Opened 6 years ago
Closed 6 years ago
#1099 closed task (fixed)
The cohort exporter should have support for exporting downstream items
Reported by: | Nicklas Nordborg | Owned by: | Nicklas Nordborg |
---|---|---|---|
Priority: | major | Milestone: | Relax v1.4 |
Component: | net.sf.basedb.relax | Keywords: | |
Cc: |
Description
The cohort exporter (see #987) currently takes an item list and export data tables for all items and their parent items.
The functionality should be extended with support for also exporting the child items. The major use case is that it should be possible to select a list of biosource items (=all items in a given release) and then export all child items.

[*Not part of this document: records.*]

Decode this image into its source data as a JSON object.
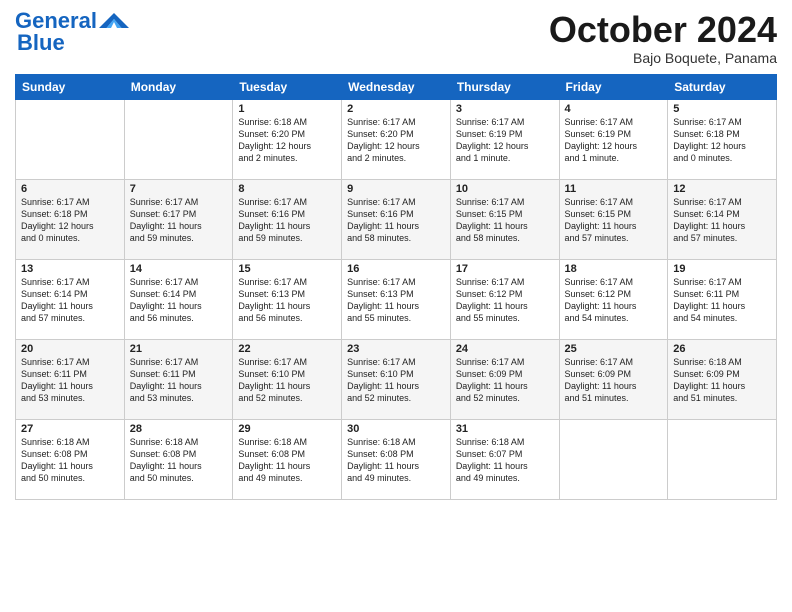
{
  "header": {
    "logo_line1": "General",
    "logo_line2": "Blue",
    "month": "October 2024",
    "location": "Bajo Boquete, Panama"
  },
  "weekdays": [
    "Sunday",
    "Monday",
    "Tuesday",
    "Wednesday",
    "Thursday",
    "Friday",
    "Saturday"
  ],
  "weeks": [
    [
      {
        "day": "",
        "text": ""
      },
      {
        "day": "",
        "text": ""
      },
      {
        "day": "1",
        "text": "Sunrise: 6:18 AM\nSunset: 6:20 PM\nDaylight: 12 hours\nand 2 minutes."
      },
      {
        "day": "2",
        "text": "Sunrise: 6:17 AM\nSunset: 6:20 PM\nDaylight: 12 hours\nand 2 minutes."
      },
      {
        "day": "3",
        "text": "Sunrise: 6:17 AM\nSunset: 6:19 PM\nDaylight: 12 hours\nand 1 minute."
      },
      {
        "day": "4",
        "text": "Sunrise: 6:17 AM\nSunset: 6:19 PM\nDaylight: 12 hours\nand 1 minute."
      },
      {
        "day": "5",
        "text": "Sunrise: 6:17 AM\nSunset: 6:18 PM\nDaylight: 12 hours\nand 0 minutes."
      }
    ],
    [
      {
        "day": "6",
        "text": "Sunrise: 6:17 AM\nSunset: 6:18 PM\nDaylight: 12 hours\nand 0 minutes."
      },
      {
        "day": "7",
        "text": "Sunrise: 6:17 AM\nSunset: 6:17 PM\nDaylight: 11 hours\nand 59 minutes."
      },
      {
        "day": "8",
        "text": "Sunrise: 6:17 AM\nSunset: 6:16 PM\nDaylight: 11 hours\nand 59 minutes."
      },
      {
        "day": "9",
        "text": "Sunrise: 6:17 AM\nSunset: 6:16 PM\nDaylight: 11 hours\nand 58 minutes."
      },
      {
        "day": "10",
        "text": "Sunrise: 6:17 AM\nSunset: 6:15 PM\nDaylight: 11 hours\nand 58 minutes."
      },
      {
        "day": "11",
        "text": "Sunrise: 6:17 AM\nSunset: 6:15 PM\nDaylight: 11 hours\nand 57 minutes."
      },
      {
        "day": "12",
        "text": "Sunrise: 6:17 AM\nSunset: 6:14 PM\nDaylight: 11 hours\nand 57 minutes."
      }
    ],
    [
      {
        "day": "13",
        "text": "Sunrise: 6:17 AM\nSunset: 6:14 PM\nDaylight: 11 hours\nand 57 minutes."
      },
      {
        "day": "14",
        "text": "Sunrise: 6:17 AM\nSunset: 6:14 PM\nDaylight: 11 hours\nand 56 minutes."
      },
      {
        "day": "15",
        "text": "Sunrise: 6:17 AM\nSunset: 6:13 PM\nDaylight: 11 hours\nand 56 minutes."
      },
      {
        "day": "16",
        "text": "Sunrise: 6:17 AM\nSunset: 6:13 PM\nDaylight: 11 hours\nand 55 minutes."
      },
      {
        "day": "17",
        "text": "Sunrise: 6:17 AM\nSunset: 6:12 PM\nDaylight: 11 hours\nand 55 minutes."
      },
      {
        "day": "18",
        "text": "Sunrise: 6:17 AM\nSunset: 6:12 PM\nDaylight: 11 hours\nand 54 minutes."
      },
      {
        "day": "19",
        "text": "Sunrise: 6:17 AM\nSunset: 6:11 PM\nDaylight: 11 hours\nand 54 minutes."
      }
    ],
    [
      {
        "day": "20",
        "text": "Sunrise: 6:17 AM\nSunset: 6:11 PM\nDaylight: 11 hours\nand 53 minutes."
      },
      {
        "day": "21",
        "text": "Sunrise: 6:17 AM\nSunset: 6:11 PM\nDaylight: 11 hours\nand 53 minutes."
      },
      {
        "day": "22",
        "text": "Sunrise: 6:17 AM\nSunset: 6:10 PM\nDaylight: 11 hours\nand 52 minutes."
      },
      {
        "day": "23",
        "text": "Sunrise: 6:17 AM\nSunset: 6:10 PM\nDaylight: 11 hours\nand 52 minutes."
      },
      {
        "day": "24",
        "text": "Sunrise: 6:17 AM\nSunset: 6:09 PM\nDaylight: 11 hours\nand 52 minutes."
      },
      {
        "day": "25",
        "text": "Sunrise: 6:17 AM\nSunset: 6:09 PM\nDaylight: 11 hours\nand 51 minutes."
      },
      {
        "day": "26",
        "text": "Sunrise: 6:18 AM\nSunset: 6:09 PM\nDaylight: 11 hours\nand 51 minutes."
      }
    ],
    [
      {
        "day": "27",
        "text": "Sunrise: 6:18 AM\nSunset: 6:08 PM\nDaylight: 11 hours\nand 50 minutes."
      },
      {
        "day": "28",
        "text": "Sunrise: 6:18 AM\nSunset: 6:08 PM\nDaylight: 11 hours\nand 50 minutes."
      },
      {
        "day": "29",
        "text": "Sunrise: 6:18 AM\nSunset: 6:08 PM\nDaylight: 11 hours\nand 49 minutes."
      },
      {
        "day": "30",
        "text": "Sunrise: 6:18 AM\nSunset: 6:08 PM\nDaylight: 11 hours\nand 49 minutes."
      },
      {
        "day": "31",
        "text": "Sunrise: 6:18 AM\nSunset: 6:07 PM\nDaylight: 11 hours\nand 49 minutes."
      },
      {
        "day": "",
        "text": ""
      },
      {
        "day": "",
        "text": ""
      }
    ]
  ]
}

One file for each child subtype should be exported (including splitting of StringTie and Cufflinks). Since the number of child items vary the number of lines in each file will of course also vary and it will not be possible to use line number as a key for matching data across different files. It is of course possible to use item names and split on '.' to find substrings that can be used for matching, but this tend to be difficult since not all items follow the same path in the lab (for example, NeoPrep libraries go directly from RNA to Lib, while other libraries have mRNA and cDNA inbetween). I think the exported files should at least have a "Parent name" column to make the mapping a little easier.
Change History (15)
comment:1 by , 6 years ago
comment:2 by , 6 years ago
(In [5220]) References #1099: The cohort exporter should have support for exporting downstream items
Added a "Parent item name" column to all exported files. The columns have been re-organized so that the current item is always the first column, then the parent item name and root item name follows. For raw bioassays the library name is also included.
comment:3 by , 6 years ago
(In [5221]) References #1099: The cohort exporter should have support for exporting downstream items
Using the raw data type as the subtype for raw bioassays splits the ouput into different files for each raw data type. But this causes a problem if the source list is a raw bioassay list with different raw data types since there is a requirement that all subtypes are equal (it would be the same problem if mixing different subtype of, for example, extracts).
I think we need to re-work the upwards export to allow different subtypes at the same level (for example, we could start with a list containing both DNA and RNA items). Of course, this would also mean that files that are exported from the bottom and up no longer have the same number of rows and it will not be possible to match items by row number. We should then also need to check that no duplicates are written to a higher-level file (for example, the same lysate is only written once even if we have both a RNA and a DNA in the source list).
I think this may even be an advantage since item matching must always done by name no matter if the export is from the top or the bottom. Mistakes resulting from using row number matching on the wrong type of export can then avoided.
comment:4 by , 6 years ago
(In [5222]) References #1099: The cohort exporter should have support for exporting downstream items
Each item should now only appear on one row in a file even if we are exporting top-down or bottom-up.
The "Root item" column was also removed since it will not work in bottom-up mode unless rows are duplicated. Also removed some other RawBioAssay specific columns that are not needed.
One remaining issue with splitting RawBioAssays in different files is that all annotations types are included in all files even if they are not used. For example, the PILOT_*
annotations should only be included for Cufflinks
data. This can probably be solved by treating the RawDataType as a subtype that should be matched against an annotation type category.
comment:5 by , 6 years ago
(In [5223]) References #1099: The cohort exporter should have support for exporting downstream items
Annotation types are now restricted by category (=raw data type) also for RawBioAssay items. The only problem now is that nothing is exported since the importer is not creating categories, but that should be relatively easy to fix (can also be done manually as a workaround).
comment:6 by , 6 years ago
Regarding categories for RawBioAssay annotations. This can't be set by the importer since there is no information about which raw data type an annotation is used by in the exported file. This must be set by the exporter plug-in in Reggie. See #1100.
comment:7 by , 6 years ago
(In [5227]) References #1099: The cohort exporter should have support for exporting downstream items
Export the top item name (=patient name) in all files. I think this could be helpful in a lot of cases and also makes the specimen export much more useful since it contains the names of specimen, case and patient in a single place.
comment:8 by , 6 years ago
(In [5228]) References #1099: The cohort exporter should have support for exporting downstream items
All "name" columns are now exported with camelcase (eg. "SpecimenName" instead of "Specimen name".
comment:9 by , 6 years ago
comment:10 by , 6 years ago
Owner: | set to |
---|---|
Status: | new → assigned |
comment:11 by , 6 years ago
comment:12 by , 6 years ago
comment:13 by , 6 years ago
comment:14 by , 6 years ago
comment:15 by , 6 years ago
Resolution: | → fixed |
---|---|
Status: | assigned → closed |
(In [5219]) References #1099: The cohort exporter should have support for exporting downstream items
The basic functionality is in place. Child items are loaded and data files are created and filled with data. There is not yet any parent name column and raw bioassays are all in a single file.